Maar we kunnen en moeten meer doen om het vertrouwen in vrije en eerlijke handel terug te winnen. Het beleid moet nog meer om en daar is een nieuw type handelsverdragen voor nodig. Zulke verdragen moeten zich niet uitsluitend richten op groei, maar ook op eerlijke verdeling van de opbrengsten van die groei en de effecten op bijvoorbeeld milieu en klimaat. Handels- en investeringsovereenkomsten moeten worden getoetst op in hoeverre ze bijdragen aan het verwezenlijken van de Global Goals.

Rol voor Nederland als een erkend faire bemiddelaar

Van zo’n reset van handelspolitiek hangt veel af. Het zal bepalen of burgers bedrijven weer gaan zien als bondgenoten in de strijd om een beter bestaan. Het zal bepalen of burgers internationale handel weer gaan zien als een bijdrage aan duurzame economische groei. En het zal bepalen of burgers er weer op vertrouwen dat iederéén mee profiteert van globalisering. Dat, kortom, vrije en eerlijke handel juist bijdraagt aan een betere wereld.
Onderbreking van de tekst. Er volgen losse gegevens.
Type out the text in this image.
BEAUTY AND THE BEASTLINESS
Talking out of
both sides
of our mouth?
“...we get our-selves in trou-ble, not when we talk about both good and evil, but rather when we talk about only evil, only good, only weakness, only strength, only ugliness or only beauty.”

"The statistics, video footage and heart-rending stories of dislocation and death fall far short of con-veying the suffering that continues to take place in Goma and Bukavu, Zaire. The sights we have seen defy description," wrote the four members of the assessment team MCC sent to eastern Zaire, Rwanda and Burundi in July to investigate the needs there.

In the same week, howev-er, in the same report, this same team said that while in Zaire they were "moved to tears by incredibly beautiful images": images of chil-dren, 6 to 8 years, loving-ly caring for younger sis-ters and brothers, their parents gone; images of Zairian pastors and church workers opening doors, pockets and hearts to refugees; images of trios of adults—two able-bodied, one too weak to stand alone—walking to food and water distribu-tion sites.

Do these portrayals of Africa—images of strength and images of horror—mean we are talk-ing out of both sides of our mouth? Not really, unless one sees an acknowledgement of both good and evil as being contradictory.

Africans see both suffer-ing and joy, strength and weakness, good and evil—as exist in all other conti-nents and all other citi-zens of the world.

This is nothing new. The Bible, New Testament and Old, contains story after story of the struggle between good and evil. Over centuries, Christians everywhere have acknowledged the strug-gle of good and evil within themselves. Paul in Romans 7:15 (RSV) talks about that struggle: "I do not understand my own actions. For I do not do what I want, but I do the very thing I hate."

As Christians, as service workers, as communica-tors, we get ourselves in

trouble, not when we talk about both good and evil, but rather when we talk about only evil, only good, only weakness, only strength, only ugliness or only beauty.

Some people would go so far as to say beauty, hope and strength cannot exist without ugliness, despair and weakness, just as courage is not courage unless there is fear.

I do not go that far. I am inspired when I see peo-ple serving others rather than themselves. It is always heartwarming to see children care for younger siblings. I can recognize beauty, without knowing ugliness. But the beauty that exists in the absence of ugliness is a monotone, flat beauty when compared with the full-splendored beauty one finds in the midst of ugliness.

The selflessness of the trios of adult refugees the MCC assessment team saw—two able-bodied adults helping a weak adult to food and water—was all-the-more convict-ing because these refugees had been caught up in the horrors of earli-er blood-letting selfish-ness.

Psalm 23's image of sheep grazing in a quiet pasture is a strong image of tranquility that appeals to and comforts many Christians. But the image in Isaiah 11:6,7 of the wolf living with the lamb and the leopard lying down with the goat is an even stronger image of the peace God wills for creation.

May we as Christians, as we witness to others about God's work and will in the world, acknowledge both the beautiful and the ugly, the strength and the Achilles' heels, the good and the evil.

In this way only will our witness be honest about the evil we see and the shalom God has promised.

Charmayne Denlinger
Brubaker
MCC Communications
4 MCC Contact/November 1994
Simpel wordt het niet. De geopolitieke verhoudingen waren al aan het schuiven en de verkiezing van Donald Trump als de nieuwe president van de Verenigde Staten dwingt tot verdere herbezinning op posities. Ik zie daarin een rol voor een erkend faire bemiddelaar als Nederland. We waren al te groot om genegeerd te worden, het zou me niet verbazen als we de komende jaren hard nodig zijn.